Sebanyak 250 calon peserta difasilitasi untuk mengikuti program bimbingan belajar (bimbel) sebelum menghadapi tahapan tes resmi. Program ini dirancang untuk meningkatkan kesiapan dan peluang kelulusan peserta dari Papua Tengah.
Kepala BKPSDM Papua Tengah menegaskan bahwa program ini merupakan bagian dari strategi besar dalam pengembangan sumber daya manusia (SDM), khususnya bagi putra-putri asli Papua agar mampu bersaing di tingkat nasional.
Tidak hanya sekadar membuka akses, BKPSDM juga memberikan pembinaan intensif melalui bimbel. Materi yang diberikan disesuaikan dengan pola seleksi sekolah kedinasan, seperti tes wawasan kebangsaan, intelegensia umum, dan karakteristik pribadi.
Langkah ini dinilai penting mengingat persaingan masuk sekolah kedinasan sangat ketat. Dengan adanya pembekalan sejak awal, peserta diharapkan lebih siap menghadapi seleksi yang dikenal kompetitif.

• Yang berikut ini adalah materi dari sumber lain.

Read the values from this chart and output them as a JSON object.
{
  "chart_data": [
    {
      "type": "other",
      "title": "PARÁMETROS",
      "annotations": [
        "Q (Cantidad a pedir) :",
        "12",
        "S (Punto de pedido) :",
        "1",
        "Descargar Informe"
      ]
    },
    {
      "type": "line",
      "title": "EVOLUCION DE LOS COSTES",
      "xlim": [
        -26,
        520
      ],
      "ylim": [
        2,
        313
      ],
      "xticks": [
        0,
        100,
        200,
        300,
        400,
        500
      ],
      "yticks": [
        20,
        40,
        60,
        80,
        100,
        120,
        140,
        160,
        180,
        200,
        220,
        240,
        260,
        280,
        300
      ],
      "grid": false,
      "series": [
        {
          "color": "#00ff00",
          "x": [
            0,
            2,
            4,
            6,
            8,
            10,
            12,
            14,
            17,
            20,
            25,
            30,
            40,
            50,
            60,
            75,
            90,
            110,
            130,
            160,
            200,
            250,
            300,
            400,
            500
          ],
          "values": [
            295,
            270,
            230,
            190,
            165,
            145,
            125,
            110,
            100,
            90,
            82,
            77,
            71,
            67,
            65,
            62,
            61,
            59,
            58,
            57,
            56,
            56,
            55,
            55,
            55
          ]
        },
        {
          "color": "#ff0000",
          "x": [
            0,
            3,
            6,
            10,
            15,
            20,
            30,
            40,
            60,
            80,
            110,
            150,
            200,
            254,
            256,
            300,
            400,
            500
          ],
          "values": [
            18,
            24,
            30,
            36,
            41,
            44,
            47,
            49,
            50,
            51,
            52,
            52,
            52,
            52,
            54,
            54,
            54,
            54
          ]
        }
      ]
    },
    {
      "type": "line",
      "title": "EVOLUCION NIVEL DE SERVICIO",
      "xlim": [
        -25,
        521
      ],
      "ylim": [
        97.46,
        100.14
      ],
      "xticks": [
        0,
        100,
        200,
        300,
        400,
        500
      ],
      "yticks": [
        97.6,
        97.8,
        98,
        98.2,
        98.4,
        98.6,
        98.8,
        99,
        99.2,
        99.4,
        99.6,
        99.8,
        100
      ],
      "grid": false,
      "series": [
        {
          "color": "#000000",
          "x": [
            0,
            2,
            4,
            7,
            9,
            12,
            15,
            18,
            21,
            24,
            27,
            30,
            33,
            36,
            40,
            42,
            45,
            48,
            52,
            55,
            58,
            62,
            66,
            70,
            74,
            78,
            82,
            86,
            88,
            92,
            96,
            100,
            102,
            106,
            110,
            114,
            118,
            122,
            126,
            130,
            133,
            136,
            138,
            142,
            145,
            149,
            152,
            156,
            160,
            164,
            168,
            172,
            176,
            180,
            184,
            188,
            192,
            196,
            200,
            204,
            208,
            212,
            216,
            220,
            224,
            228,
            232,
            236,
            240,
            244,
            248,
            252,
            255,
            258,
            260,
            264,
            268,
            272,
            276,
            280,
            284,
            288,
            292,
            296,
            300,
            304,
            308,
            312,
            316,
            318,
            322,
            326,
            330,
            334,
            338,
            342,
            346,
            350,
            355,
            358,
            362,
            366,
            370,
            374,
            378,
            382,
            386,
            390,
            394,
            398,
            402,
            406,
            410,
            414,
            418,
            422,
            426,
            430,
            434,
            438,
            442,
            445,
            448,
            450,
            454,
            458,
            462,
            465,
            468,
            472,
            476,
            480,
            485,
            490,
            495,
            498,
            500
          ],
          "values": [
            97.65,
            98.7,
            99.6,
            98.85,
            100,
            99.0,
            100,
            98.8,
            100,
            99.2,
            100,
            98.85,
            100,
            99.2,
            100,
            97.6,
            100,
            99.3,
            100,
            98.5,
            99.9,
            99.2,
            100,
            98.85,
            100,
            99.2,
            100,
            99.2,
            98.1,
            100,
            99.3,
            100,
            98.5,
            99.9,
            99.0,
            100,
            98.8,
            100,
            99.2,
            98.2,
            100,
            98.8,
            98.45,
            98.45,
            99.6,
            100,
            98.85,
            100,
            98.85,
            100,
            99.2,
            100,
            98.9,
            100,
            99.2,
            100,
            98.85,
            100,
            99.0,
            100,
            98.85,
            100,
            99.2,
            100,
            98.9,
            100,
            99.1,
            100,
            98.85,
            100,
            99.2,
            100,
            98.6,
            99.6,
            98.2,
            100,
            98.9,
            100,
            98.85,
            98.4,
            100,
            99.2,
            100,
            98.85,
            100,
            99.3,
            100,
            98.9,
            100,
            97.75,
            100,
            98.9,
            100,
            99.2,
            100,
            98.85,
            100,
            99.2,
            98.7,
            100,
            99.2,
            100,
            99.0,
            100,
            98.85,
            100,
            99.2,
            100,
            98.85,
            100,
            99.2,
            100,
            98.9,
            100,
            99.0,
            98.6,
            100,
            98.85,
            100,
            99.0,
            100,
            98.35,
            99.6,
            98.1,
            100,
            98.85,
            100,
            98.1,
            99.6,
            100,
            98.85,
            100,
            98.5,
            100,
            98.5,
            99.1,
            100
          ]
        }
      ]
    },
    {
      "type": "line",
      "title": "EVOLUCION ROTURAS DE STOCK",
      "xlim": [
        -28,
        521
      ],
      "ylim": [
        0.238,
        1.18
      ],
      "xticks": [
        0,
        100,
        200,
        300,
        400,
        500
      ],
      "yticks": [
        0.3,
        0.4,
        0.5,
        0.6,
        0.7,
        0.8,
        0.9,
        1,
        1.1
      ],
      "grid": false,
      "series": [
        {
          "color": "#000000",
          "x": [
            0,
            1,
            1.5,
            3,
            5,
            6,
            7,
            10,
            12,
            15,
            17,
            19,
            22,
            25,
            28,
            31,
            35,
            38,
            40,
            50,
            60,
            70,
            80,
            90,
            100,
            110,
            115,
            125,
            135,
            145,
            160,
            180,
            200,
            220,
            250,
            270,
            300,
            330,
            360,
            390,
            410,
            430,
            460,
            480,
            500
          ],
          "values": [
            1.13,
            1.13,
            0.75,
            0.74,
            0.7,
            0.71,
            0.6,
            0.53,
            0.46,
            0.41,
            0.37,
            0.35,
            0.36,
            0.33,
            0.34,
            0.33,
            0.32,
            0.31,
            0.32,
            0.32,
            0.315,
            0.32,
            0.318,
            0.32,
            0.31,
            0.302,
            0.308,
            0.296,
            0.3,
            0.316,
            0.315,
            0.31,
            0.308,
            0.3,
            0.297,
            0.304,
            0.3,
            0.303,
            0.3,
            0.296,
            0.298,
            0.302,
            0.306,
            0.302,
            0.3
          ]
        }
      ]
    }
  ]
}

Selain itu, program ini juga menjadi bagian dari kebijakan afirmatif pemerintah daerah dalam meningkatkan jumlah aparatur sipil negara (ASN) dari Papua Tengah di masa depan.
BKPSDM Papua Tengah juga terus melakukan sosialisasi ke berbagai kabupaten untuk menjaring lebih banyak peserta potensial, sekaligus memastikan kesempatan ini dapat diakses secara merata oleh masyarakat.
Melalui program ini, pemerintah berharap semakin banyak generasi muda Papua Tengah yang berhasil menembus sekolah kedinasan dan kembali mengabdi untuk daerah.